The early morning call from Iraq shocked his mother.

"He didn't even get a scratch," she said. Her son was upset about the soldiers who were hurt, including five seriously, she said.

"We always tell him he's got two guardian angels watching over him," his mother said, referring to Ross's uncle and grandmother who died within days of each other last year.

Wednesday morning, Ross's sister Niki, 27, of Burlington saw a newspaper report about a bombing in Talafar.

It was just last week she learned her brother was there while chatting with him online.

A flight attendant for Comair, she was in Dayton, Ohio, and quickly called her mother who told her what happened.

"It's very weird ... somebody saying that my brother is a hero," she said. "He's just my little brother."

She said her brother wouldn't want to be called a hero, either.

"You don't go into it thinking that or wanting that to happen," Niki Ross said.
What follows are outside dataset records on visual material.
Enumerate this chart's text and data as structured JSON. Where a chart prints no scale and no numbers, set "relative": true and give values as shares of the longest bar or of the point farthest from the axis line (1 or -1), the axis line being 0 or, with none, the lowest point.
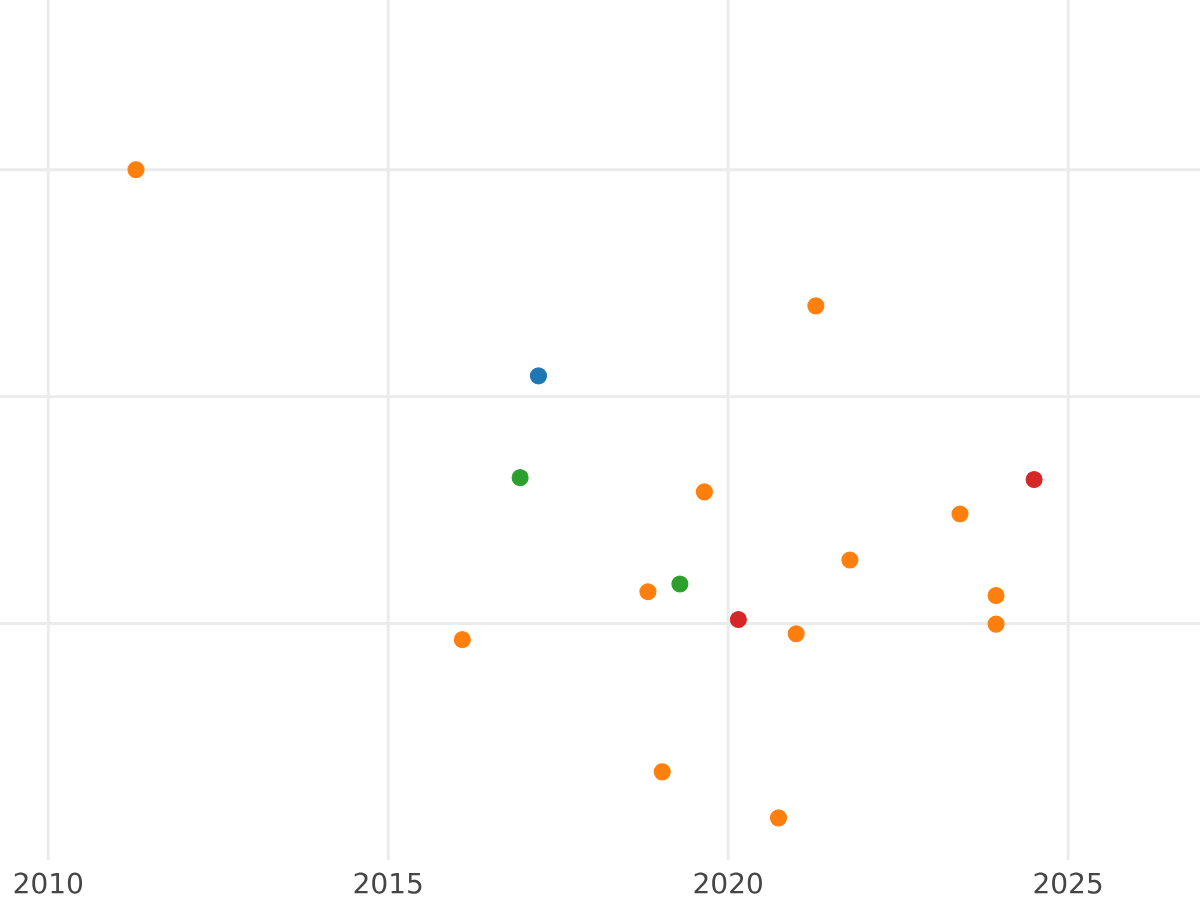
{
  "chart_data": {
    "type": "scatter",
    "relative": true,
    "grid": true,
    "marker": "circle",
    "tick_labels": "x",
    "xlim": [
      2009.29,
      2026.94
    ],
    "xticks": [
      2010,
      2015,
      2020,
      2025
    ],
    "series": [
      {
        "color": "#ff7f0e",
        "x": [
          2011.29,
          2021.29,
          2019.65,
          2023.41,
          2021.79,
          2018.82,
          2023.94,
          2023.94,
          2021.0,
          2016.09,
          2019.03,
          2020.74
        ],
        "values": [
          1,
          0.79,
          0.503,
          0.469,
          0.398,
          0.349,
          0.343,
          0.299,
          0.284,
          0.275,
          0.071,
          0
        ]
      },
      {
        "color": "#1f77b4",
        "x": [
          2017.21
        ],
        "values": [
          0.682
        ]
      },
      {
        "color": "#2ca02c",
        "x": [
          2016.94,
          2019.29
        ],
        "values": [
          0.525,
          0.361
        ]
      },
      {
        "color": "#d62728",
        "x": [
          2024.5,
          2020.15
        ],
        "values": [
          0.522,
          0.306
        ]
      }
    ]
  }
}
James Ross joined the army about two years ago and was stationed in South Korea for a year, his mother said. He was home for about a month before he was deployed to Iraq in April.

Ross, who will turn 23 the day after Christmas, is in the Army's 101st Airborne Division, based in Fort Campbell, Ky.

He grew up in Newport, and when his parents divorced when he was about 12, he moved to Boone County with his father, who now lives in Florida.

At Conner High School, Ross was a good student and a quiet kid, his teachers said.

"I guess I'm not terribly surprised," said Bill Engelman, Ross's high school English teacher. "I can imagine him doing what he needed to do under pressure, then really freaking out about it later."

Ross had always considered joining the military, his mother said. Both of his grandfathers were in the military, and when one became ill, Ross spent hours talking with him about his military career.

"He didn't want to go to college, he knew there were no jobs around here," she said. "He decided to make a career out of it."

Because his tour was to end in six months, Ross recently re-enlisted, his mother said. She told him a friend thought he was crazy for re-enlisting during a war.